Every insurance policy you own is a promise that, if something bad happens to you, the firm on the other end of the policy will make good without unreasonable delay. If a windstorm damages your home, your property insurance steps in to compensate you or pay for the repairs, subject to state property damage laws.
But since ascertaining who is financially accountable for services or repairs is often a heavily involved affair – and time spent waiting sometimes compounds the damage to the policyholder – insurance companies usually decide to pay up front and assign blame later. They then need a mechanism to recover the costs if, ultimately, they weren't in charge of the expense.
For Example
You are in an auto accident. Another car collided with yours. The police show up to assess the situation, you exchange insurance information, and you go on your way. You have comprehensive insurance and file a repair claim. Later it's determined that the other driver was entirely to blame and her insurance policy should have paid for the repair of your vehicle. How does your insurance company get its money back?
How Subrogation Works
This is where subrogation comes in. It is the process that an insurance company uses to claim reimbursement after it has paid for something that should have been paid by some other entity. Some insurance firms have in-house property damage lawyers and personal injury attorneys, or a department dedicated to subrogation; others contract with a law firm. Ordinarily, only you can sue for damages to your person or property. But under subrogation law, your insurer is considered to have some of your rights in exchange for having taken care of the damages. It can go after the money that was originally due to you, because it has covered the amount already.
Why Should I Care?
For starters, if you have a deductible, your insurer wasn't the only one that had to pay. In a $10,000 accident with a $1,000 deductible, you have a stake in the outcome as well – to be precise, $1,000. If your insurer is lax about bringing subrogation cases to court, it might opt to recoup its expenses by boosting your premiums. On the other hand, if it has a knowledgeable legal team and goes after those cases efficiently, it is doing you a favor as well as itself. If all $10,000 is recovered, you will get your full thousand-dollar deductible back. If it recovers half (for instance, in a case where you are found one-half responsible), you'll typically get half your deductible back, depending on the laws in your state.

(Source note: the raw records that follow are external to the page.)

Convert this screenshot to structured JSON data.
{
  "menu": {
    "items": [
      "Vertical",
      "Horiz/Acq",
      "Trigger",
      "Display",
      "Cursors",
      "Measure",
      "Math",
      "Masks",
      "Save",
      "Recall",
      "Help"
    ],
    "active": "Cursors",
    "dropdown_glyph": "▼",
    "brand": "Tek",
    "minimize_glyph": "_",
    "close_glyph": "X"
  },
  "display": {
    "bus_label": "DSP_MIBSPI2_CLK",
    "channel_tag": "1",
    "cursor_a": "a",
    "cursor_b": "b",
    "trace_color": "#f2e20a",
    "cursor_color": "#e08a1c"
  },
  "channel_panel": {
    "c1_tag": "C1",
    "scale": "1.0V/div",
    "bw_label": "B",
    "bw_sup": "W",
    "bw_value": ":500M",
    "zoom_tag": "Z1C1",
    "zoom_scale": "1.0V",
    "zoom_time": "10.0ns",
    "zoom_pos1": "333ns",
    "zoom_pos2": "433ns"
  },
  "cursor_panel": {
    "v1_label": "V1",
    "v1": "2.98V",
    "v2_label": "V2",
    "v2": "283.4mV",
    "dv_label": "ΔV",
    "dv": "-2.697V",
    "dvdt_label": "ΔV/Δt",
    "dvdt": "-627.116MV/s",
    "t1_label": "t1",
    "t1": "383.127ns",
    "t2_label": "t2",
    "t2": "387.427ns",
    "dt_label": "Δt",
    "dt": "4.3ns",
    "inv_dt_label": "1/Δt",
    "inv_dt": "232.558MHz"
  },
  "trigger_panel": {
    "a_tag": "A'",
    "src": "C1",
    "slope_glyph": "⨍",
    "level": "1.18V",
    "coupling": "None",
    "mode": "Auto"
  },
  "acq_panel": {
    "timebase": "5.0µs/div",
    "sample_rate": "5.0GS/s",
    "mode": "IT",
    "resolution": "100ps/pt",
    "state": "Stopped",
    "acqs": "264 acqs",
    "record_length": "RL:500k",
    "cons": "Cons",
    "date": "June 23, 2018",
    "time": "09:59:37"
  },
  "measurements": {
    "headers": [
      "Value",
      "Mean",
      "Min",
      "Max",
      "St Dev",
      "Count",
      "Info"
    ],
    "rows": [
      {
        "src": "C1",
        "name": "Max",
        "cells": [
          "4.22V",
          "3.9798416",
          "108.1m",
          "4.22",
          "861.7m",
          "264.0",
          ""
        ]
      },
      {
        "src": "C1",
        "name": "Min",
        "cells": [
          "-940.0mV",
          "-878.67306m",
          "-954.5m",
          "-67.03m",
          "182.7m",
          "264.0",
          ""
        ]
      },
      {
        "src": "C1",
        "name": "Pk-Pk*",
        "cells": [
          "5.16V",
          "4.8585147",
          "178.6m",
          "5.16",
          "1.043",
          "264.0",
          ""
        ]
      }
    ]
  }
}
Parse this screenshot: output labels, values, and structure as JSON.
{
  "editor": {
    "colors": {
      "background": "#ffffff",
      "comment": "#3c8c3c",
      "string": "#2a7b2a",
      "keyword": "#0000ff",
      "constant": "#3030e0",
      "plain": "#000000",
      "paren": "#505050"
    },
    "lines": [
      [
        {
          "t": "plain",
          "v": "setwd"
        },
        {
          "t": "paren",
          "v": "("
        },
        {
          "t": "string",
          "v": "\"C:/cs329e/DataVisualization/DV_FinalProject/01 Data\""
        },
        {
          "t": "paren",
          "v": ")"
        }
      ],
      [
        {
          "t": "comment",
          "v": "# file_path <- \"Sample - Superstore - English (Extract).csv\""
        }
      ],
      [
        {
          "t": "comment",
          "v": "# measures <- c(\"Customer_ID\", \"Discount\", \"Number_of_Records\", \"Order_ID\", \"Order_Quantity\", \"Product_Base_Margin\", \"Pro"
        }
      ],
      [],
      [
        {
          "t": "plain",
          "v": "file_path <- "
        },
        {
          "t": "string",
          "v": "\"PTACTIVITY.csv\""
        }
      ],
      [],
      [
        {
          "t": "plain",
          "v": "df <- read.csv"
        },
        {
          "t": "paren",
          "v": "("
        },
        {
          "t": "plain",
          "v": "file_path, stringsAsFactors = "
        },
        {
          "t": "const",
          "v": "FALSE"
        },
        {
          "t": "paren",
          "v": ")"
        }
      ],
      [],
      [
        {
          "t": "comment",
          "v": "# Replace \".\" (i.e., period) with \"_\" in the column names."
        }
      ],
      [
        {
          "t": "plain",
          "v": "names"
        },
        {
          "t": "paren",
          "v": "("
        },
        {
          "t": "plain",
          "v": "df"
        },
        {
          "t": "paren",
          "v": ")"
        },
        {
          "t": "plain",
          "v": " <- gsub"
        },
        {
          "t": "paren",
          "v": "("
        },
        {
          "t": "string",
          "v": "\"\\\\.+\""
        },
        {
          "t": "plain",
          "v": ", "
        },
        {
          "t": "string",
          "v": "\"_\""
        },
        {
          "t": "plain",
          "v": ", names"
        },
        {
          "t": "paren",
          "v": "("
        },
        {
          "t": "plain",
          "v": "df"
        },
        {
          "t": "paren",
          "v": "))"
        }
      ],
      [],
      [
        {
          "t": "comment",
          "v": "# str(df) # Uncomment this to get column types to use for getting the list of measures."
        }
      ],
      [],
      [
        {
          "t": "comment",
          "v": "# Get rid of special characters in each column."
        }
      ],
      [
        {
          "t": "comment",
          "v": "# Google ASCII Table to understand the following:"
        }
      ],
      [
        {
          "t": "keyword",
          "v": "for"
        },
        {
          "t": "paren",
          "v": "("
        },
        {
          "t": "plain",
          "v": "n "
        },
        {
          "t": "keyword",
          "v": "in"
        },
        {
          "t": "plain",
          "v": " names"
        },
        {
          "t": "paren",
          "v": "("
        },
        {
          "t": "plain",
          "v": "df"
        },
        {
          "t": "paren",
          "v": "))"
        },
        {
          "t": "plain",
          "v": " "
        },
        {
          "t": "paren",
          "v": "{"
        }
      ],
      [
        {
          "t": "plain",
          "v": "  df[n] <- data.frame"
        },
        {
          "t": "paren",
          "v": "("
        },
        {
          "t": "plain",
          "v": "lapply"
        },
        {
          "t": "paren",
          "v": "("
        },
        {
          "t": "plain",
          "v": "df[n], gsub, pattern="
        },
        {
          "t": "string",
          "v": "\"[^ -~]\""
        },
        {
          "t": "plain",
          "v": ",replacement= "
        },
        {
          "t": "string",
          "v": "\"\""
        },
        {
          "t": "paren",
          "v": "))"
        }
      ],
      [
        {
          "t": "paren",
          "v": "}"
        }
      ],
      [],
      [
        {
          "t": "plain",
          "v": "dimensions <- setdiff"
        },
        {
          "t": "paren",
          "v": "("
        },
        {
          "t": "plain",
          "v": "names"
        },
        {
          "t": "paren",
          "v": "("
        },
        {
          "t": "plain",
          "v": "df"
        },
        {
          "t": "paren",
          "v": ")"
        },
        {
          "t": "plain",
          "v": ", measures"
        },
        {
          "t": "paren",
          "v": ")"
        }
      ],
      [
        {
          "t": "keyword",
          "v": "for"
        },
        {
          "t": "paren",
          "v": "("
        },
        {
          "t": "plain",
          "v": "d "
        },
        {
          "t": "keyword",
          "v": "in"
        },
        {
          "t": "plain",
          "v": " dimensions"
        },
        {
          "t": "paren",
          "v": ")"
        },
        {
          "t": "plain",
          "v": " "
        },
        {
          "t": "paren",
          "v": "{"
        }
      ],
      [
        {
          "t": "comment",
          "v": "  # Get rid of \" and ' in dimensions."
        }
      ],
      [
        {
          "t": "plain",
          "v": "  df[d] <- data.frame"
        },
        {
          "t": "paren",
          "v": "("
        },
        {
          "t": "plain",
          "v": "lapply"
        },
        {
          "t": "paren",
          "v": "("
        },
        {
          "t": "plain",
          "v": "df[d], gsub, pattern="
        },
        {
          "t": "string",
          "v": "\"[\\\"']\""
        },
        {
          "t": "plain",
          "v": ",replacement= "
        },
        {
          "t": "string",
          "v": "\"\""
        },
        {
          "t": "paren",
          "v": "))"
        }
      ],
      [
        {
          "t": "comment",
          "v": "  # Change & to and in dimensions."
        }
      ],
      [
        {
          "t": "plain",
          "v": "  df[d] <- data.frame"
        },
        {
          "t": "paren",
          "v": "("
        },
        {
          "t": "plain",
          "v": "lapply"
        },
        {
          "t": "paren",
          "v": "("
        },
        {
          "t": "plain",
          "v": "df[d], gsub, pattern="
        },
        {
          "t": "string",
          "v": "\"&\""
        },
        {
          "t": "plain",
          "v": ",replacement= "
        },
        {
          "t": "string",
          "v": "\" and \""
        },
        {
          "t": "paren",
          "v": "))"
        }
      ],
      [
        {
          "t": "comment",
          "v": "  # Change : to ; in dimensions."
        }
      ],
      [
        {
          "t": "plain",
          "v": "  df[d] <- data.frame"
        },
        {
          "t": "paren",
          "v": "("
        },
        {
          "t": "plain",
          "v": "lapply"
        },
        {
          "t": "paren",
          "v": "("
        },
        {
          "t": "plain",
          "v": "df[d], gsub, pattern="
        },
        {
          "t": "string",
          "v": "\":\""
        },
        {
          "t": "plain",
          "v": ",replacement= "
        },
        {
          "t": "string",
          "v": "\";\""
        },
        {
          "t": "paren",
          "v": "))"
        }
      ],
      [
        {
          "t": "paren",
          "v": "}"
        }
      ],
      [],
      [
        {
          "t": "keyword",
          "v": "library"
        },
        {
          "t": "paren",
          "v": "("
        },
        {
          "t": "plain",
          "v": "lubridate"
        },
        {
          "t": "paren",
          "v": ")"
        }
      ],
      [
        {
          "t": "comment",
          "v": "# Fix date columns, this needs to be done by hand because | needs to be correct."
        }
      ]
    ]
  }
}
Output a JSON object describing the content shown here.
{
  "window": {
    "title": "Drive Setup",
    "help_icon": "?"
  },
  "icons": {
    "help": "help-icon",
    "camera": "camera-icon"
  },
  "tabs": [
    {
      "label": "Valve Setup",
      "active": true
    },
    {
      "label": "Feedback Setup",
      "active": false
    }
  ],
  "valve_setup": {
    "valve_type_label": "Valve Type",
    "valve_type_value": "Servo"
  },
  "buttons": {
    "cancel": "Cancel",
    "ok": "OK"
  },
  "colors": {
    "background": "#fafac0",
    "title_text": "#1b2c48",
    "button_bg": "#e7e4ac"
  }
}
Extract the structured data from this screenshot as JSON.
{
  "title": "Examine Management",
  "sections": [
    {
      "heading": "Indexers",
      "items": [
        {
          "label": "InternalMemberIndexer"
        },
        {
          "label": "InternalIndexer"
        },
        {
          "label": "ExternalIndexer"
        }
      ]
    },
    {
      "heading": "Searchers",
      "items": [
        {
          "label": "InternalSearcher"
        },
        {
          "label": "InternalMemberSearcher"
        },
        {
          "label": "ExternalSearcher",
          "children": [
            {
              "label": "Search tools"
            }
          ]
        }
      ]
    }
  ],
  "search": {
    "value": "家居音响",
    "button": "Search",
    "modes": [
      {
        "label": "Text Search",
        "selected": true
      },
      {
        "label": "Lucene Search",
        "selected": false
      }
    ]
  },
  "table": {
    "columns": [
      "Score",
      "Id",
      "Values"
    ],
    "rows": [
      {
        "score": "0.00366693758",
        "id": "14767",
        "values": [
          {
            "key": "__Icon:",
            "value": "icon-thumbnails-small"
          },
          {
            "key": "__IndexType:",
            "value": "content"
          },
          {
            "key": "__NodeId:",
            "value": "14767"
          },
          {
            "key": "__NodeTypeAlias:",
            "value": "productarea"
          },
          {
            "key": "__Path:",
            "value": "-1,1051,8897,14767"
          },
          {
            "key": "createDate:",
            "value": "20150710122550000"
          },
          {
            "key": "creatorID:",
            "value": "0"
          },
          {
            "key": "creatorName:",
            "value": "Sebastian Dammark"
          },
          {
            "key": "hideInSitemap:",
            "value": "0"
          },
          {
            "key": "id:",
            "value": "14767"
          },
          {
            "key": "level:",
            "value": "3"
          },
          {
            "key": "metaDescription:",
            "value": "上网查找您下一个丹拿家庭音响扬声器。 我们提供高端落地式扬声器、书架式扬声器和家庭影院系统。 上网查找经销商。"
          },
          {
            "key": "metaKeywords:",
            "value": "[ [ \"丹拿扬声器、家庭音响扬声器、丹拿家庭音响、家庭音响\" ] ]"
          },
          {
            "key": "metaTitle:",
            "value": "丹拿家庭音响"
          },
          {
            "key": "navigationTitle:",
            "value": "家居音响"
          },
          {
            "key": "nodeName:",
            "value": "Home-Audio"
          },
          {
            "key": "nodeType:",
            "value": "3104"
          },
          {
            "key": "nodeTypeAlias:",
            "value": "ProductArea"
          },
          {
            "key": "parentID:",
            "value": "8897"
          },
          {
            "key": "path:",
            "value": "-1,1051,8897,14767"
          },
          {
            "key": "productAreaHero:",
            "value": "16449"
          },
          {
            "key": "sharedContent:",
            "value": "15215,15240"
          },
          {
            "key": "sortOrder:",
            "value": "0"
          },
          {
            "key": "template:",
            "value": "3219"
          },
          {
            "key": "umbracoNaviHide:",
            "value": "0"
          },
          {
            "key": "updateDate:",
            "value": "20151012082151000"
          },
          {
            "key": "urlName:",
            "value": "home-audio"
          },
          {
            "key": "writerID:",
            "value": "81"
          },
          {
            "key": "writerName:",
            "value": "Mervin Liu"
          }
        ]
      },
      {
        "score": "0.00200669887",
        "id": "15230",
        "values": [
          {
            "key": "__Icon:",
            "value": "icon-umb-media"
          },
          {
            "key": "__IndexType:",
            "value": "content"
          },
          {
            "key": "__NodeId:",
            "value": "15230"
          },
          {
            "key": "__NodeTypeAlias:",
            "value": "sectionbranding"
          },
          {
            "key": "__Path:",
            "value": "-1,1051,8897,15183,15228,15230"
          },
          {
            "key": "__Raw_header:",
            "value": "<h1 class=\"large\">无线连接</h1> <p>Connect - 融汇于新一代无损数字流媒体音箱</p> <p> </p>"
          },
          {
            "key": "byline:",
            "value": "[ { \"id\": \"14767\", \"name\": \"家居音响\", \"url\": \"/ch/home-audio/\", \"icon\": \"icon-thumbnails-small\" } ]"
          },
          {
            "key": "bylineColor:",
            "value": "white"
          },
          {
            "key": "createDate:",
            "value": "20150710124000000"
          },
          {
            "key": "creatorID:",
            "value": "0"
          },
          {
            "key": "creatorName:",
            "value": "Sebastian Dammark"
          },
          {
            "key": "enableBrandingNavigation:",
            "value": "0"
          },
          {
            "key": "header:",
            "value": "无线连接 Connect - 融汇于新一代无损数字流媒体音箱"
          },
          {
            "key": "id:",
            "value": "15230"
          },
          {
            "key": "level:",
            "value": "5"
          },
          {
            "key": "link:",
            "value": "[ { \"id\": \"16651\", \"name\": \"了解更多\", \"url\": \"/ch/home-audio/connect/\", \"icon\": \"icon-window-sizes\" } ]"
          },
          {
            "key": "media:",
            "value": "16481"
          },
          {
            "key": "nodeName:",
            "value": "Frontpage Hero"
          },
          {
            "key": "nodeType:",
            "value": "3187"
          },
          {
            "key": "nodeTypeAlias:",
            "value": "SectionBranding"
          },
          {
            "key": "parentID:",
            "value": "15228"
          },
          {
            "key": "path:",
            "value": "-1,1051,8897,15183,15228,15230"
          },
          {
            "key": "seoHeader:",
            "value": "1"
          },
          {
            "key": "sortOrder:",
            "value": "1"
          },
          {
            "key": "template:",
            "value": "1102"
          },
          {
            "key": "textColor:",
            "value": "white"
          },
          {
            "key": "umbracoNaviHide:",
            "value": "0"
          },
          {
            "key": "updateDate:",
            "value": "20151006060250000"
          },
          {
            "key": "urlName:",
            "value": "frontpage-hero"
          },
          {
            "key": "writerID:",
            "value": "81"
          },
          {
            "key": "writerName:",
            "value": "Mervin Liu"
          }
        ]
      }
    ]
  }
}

In addition, if the total cost of an accident is more than your maximum coverage amount, you may have had to pay the difference, which can be extremely spendy. If your insurance company or its property damage lawyers, such as attorneys that specialize in auto accidents Powder Springs GA, successfully press a subrogation case, it will recover your losses as well as its own.
All insurance agencies are not the same. When comparing, it's worth researching the records of competing firms to evaluate whether they pursue winnable subrogation claims; if they resolve those claims with some expediency; if they keep their policyholders advised as the case continues; and if they then process successfully won reimbursements right away so that you can get your money back and move on with your life. If, instead, an insurer has a record of paying out claims that aren't its responsibility and then protecting its bottom line by raising your premiums, you'll feel the sting later.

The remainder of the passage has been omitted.